Four prescriptions and one breathing treatment later, I was marveling at the wonder that is better living through chemistry.

Last week, my heart was on the soccer field again, racing around in the form of Daughter #2. A fearless goalie, she took a hard shot to the face with a few minutes left in the game. Her head snapped back and she dropped like a stone.  By the time I got on the field she was up and saying she was fine. In fact, she made two more saves, wiping away a nosebleed in between. But something wasn’t right. She was shifting from foot to foot and looking “off.”

After the game, she was evaluated by her trainer, who said she could have a concussion (using the proper disclaimer that he isn’t a doctor). The evaluation was disturbing: Daughter #2 answered everything in a monotone, had little balance, was dizzy, and couldn’t repeat numbers back. She didn’t remember the hit. Again, there was nothing I could do except watch and trust in the people there to help. The next day, feeling like there had to be something I could do, I took her to the eye doctor to make sure it was ok (it was).

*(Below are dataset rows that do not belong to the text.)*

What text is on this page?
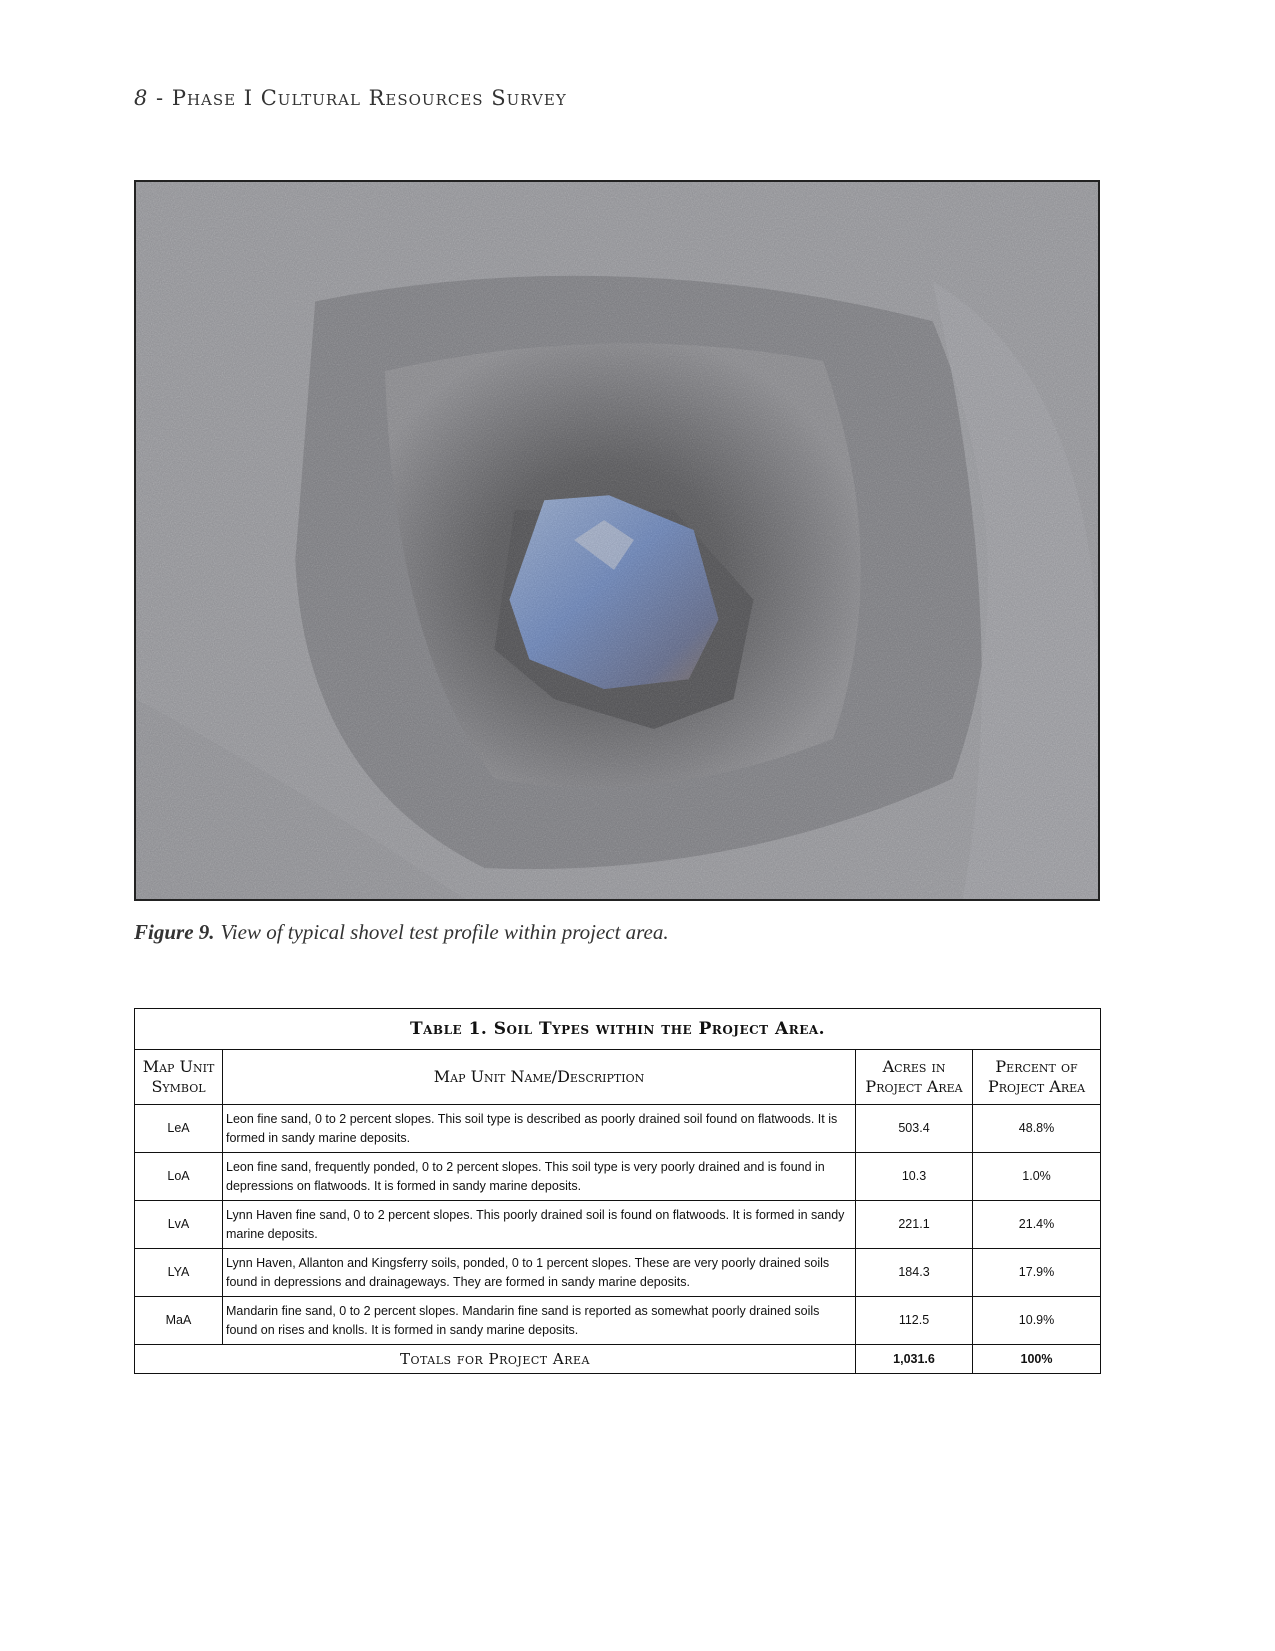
8 - Phase I Cultural Resources Survey
Figure 9. View of typical shovel test profile within project area.
Table 1. Soil Types within the Project Area.			
Map Unit Symbol	Map Unit Name/Description	Acres in Project Area	Percent of Project Area
LeA	Leon fine sand, 0 to 2 percent slopes. This soil type is described as poorly drained soil found on flatwoods. It is formed in sandy marine deposits.	503.4	48.8%
LoA	Leon fine sand, frequently ponded, 0 to 2 percent slopes. This soil type is very poorly drained and is found in depressions on flatwoods. It is formed in sandy marine deposits.	10.3	1.0%
LvA	Lynn Haven fine sand, 0 to 2 percent slopes. This poorly drained soil is found on flatwoods. It is formed in sandy marine deposits.	221.1	21.4%
LYA	Lynn Haven, Allanton and Kingsferry soils, ponded, 0 to 1 percent slopes. These are very poorly drained soils found in depressions and drainageways. They are formed in sandy marine deposits.	184.3	17.9%
MaA	Mandarin fine sand, 0 to 2 percent slopes. Mandarin fine sand is reported as somewhat poorly drained soils found on rises and knolls. It is formed in sandy marine deposits.	112.5	10.9%
Totals for Project Area		1,031.6	100%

Beyond that, there was nothing to do but rest and wait.

No “better living through chemistry” with this one.

Anyway, we got through the weekend, everyone is coherent, breathing normally, and getting back on track.

Everyone except me.

Last night I couldn’t sleep, lying in bed with my heart racing and every muscle tensed like I was walking on a tightrope.

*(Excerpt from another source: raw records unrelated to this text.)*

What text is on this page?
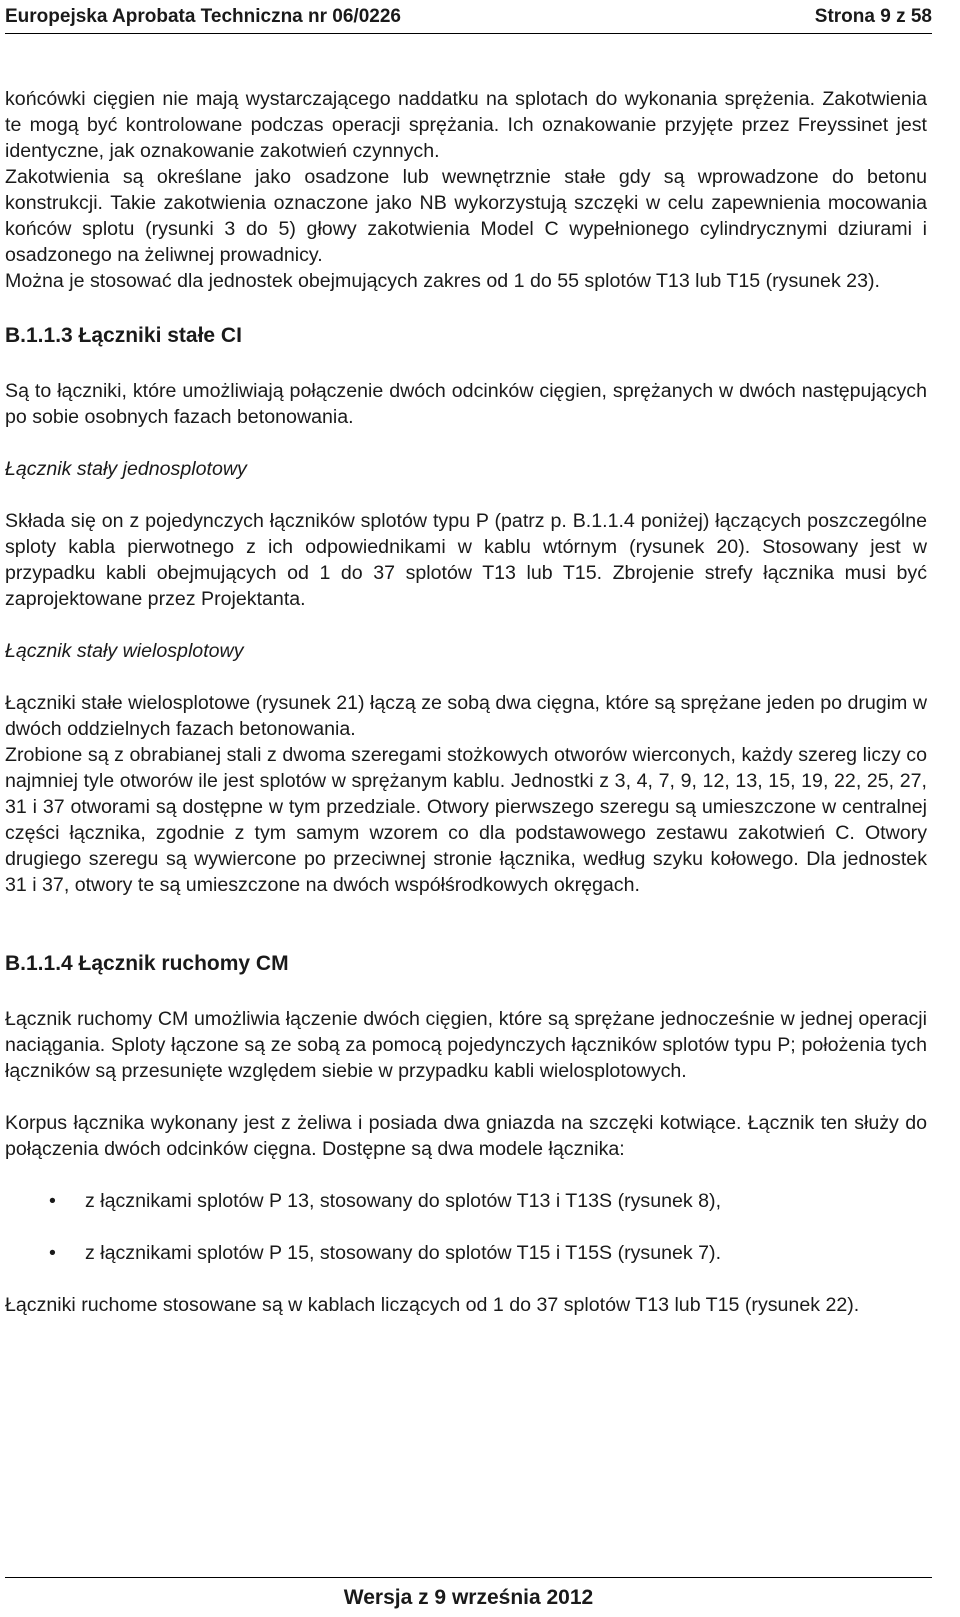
Europejska Aprobata Techniczna nr 06/0226	Strona 9 z 58

końcówki cięgien nie mają wystarczającego naddatku na splotach do wykonania sprężenia. Zakotwienia te mogą być kontrolowane podczas operacji sprężania. Ich oznakowanie przyjęte przez Freyssinet jest identyczne, jak oznakowanie zakotwień czynnych.

Zakotwienia są określane jako osadzone lub wewnętrznie stałe gdy są wprowadzone do betonu konstrukcji. Takie zakotwienia oznaczone jako NB wykorzystują szczęki w celu zapewnienia mocowania końców splotu (rysunki 3 do 5) głowy zakotwienia Model C wypełnionego cylindrycznymi dziurami i osadzonego na żeliwnej prowadnicy.

Można je stosować dla jednostek obejmujących zakres od 1 do 55 splotów T13 lub T15 (rysunek 23).

B.1.1.3 Łączniki stałe CI

Są to łączniki, które umożliwiają połączenie dwóch odcinków cięgien, sprężanych w dwóch następujących po sobie osobnych fazach betonowania.

Łącznik stały jednosplotowy

Składa się on z pojedynczych łączników splotów typu P (patrz p. B.1.1.4 poniżej) łączących poszczególne sploty kabla pierwotnego z ich odpowiednikami w kablu wtórnym (rysunek 20). Stosowany jest w przypadku kabli obejmujących od 1 do 37 splotów T13 lub T15. Zbrojenie strefy łącznika musi być zaprojektowane przez Projektanta.

Łącznik stały wielosplotowy

Łączniki stałe wielosplotowe (rysunek 21) łączą ze sobą dwa cięgna, które są sprężane jeden po drugim w dwóch oddzielnych fazach betonowania.

Zrobione są z obrabianej stali z dwoma szeregami stożkowych otworów wierconych, każdy szereg liczy co najmniej tyle otworów ile jest splotów w sprężanym kablu. Jednostki z 3, 4, 7, 9, 12, 13, 15, 19, 22, 25, 27, 31 i 37 otworami są dostępne w tym przedziale. Otwory pierwszego szeregu są umieszczone w centralnej części łącznika, zgodnie z tym samym wzorem co dla podstawowego zestawu zakotwień C. Otwory drugiego szeregu są wywiercone po przeciwnej stronie łącznika, według szyku kołowego. Dla jednostek 31 i 37, otwory te są umieszczone na dwóch współśrodkowych okręgach.

B.1.1.4 Łącznik ruchomy CM

Łącznik ruchomy CM umożliwia łączenie dwóch cięgien, które są sprężane jednocześnie w jednej operacji naciągania. Sploty łączone są ze sobą za pomocą pojedynczych łączników splotów typu P; położenia tych łączników są przesunięte względem siebie w przypadku kabli wielosplotowych.

Korpus łącznika wykonany jest z żeliwa i posiada dwa gniazda na szczęki kotwiące. Łącznik ten służy do połączenia dwóch odcinków cięgna. Dostępne są dwa modele łącznika:

• z łącznikami splotów P 13, stosowany do splotów T13 i T13S (rysunek 8),
• z łącznikami splotów P 15, stosowany do splotów T15 i T15S (rysunek 7).

Łączniki ruchome stosowane są w kablach liczących od 1 do 37 splotów T13 lub T15 (rysunek 22).

Wersja z 9 września 2012
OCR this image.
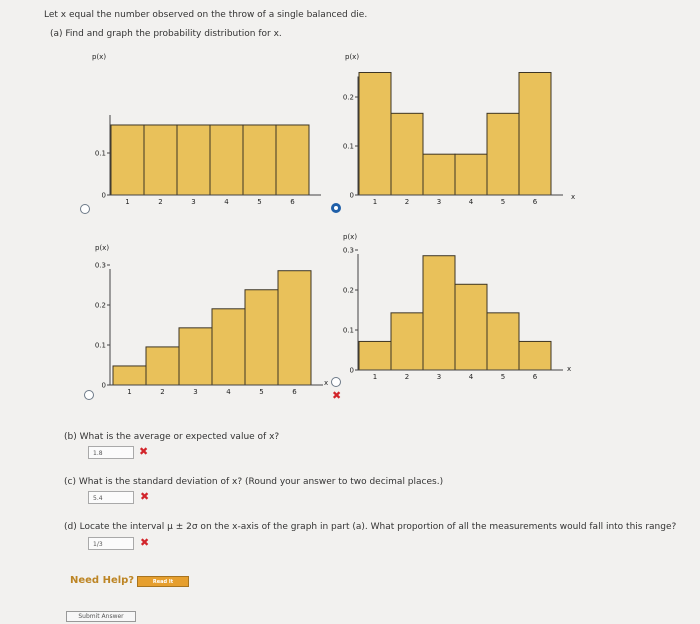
Let x equal the number observed on the throw of a single balanced die.
(a) Find and graph the probability distribution for x.
p(x)
0
0.1
1	2	3	4	5	6
p(x)
0
0.1
0.2
1	2	3	4	5	6
x
p(x)
0
0.1
0.2
0.3
1	2	3	4	5	6
x
p(x)
0
0.1
0.2
0.3
1	2	3	4	5	6
x
✖
(b) What is the average or expected value of x?
1.8	✖
(c) What is the standard deviation of x? (Round your answer to two decimal places.)
5.4	✖
(d) Locate the interval μ ± 2σ on the x-axis of the graph in part (a). What proportion of all the measurements would fall into this range?
1/3	✖
Need Help?	Read It
Submit Answer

It took me a while, but I finally realized that my heart had been so busy running around the soccer fields, getting banged up and bruised, that it didn’t know what to do when it could finally settle back inside where it belonged, if only for the night. In the morning it would be outside again, racing toward the goal, fending off balls, riding horses, walking to and from class, or even driving to work (Hubby has a piece out there, too).

So I did what any mom having an anxiety attack at 2:00AM would do—I grabbed a couple of PMS pills (the symptoms are eerily similar) and read my book until my heart relaxed enough for me to fall asleep.

No one told me that parents wear their hearts on their children. (They also didn’t tell me that children can take their diapers off and play with their own poo, but that’s another story.) Would I have done anything differently had I known? Of course not; but now I know where the phrase “mother’s little helper” comes from. For some of us it’s pills, for some it’s meditation, and for others it’s prayer. For the rest, it’s probably that great anesthetizer of the southern masses, bourbon.

PS–this is in no way a solicitation of parental advice. I’m a firm believer in making my own mistakes, which are as many as the chiggers Hubby attracts every summer.

7 Comments so far
Leave a comment

Don’t forget there is always equine therapy readily available to you!!!!


Comment by Kimberly Anderson

I needed it! Thanks or the lesson today–totally needed something just for me! (Already had a bath & Tylenol)


Sent from my iPad


Comment by libbyhall

This turned out really well and truly love the last sentence.


Comment by lynchburggal70

Hi Lib, Love reading your blog! I totally can identify with this one. This is why I have to color my hair every six weeks 🙂

Take care,


Comment by Jill Colmet

Scary, isn’t it? I don’t even know what tyne real color of mine is anymore!


Comment by libbyhall

Beautifully written. Moms and Dads always carry their hearts on their sleeves, even when their babies are in their 40s. By then their sleeves need to be longer to handle the additional generations.

Take a deep breath and send peace, love, and healing energy to each of those hearts.



Comment by Sharon

Thanks so much for your post–I love the image of longer sleeves to encompass the generations.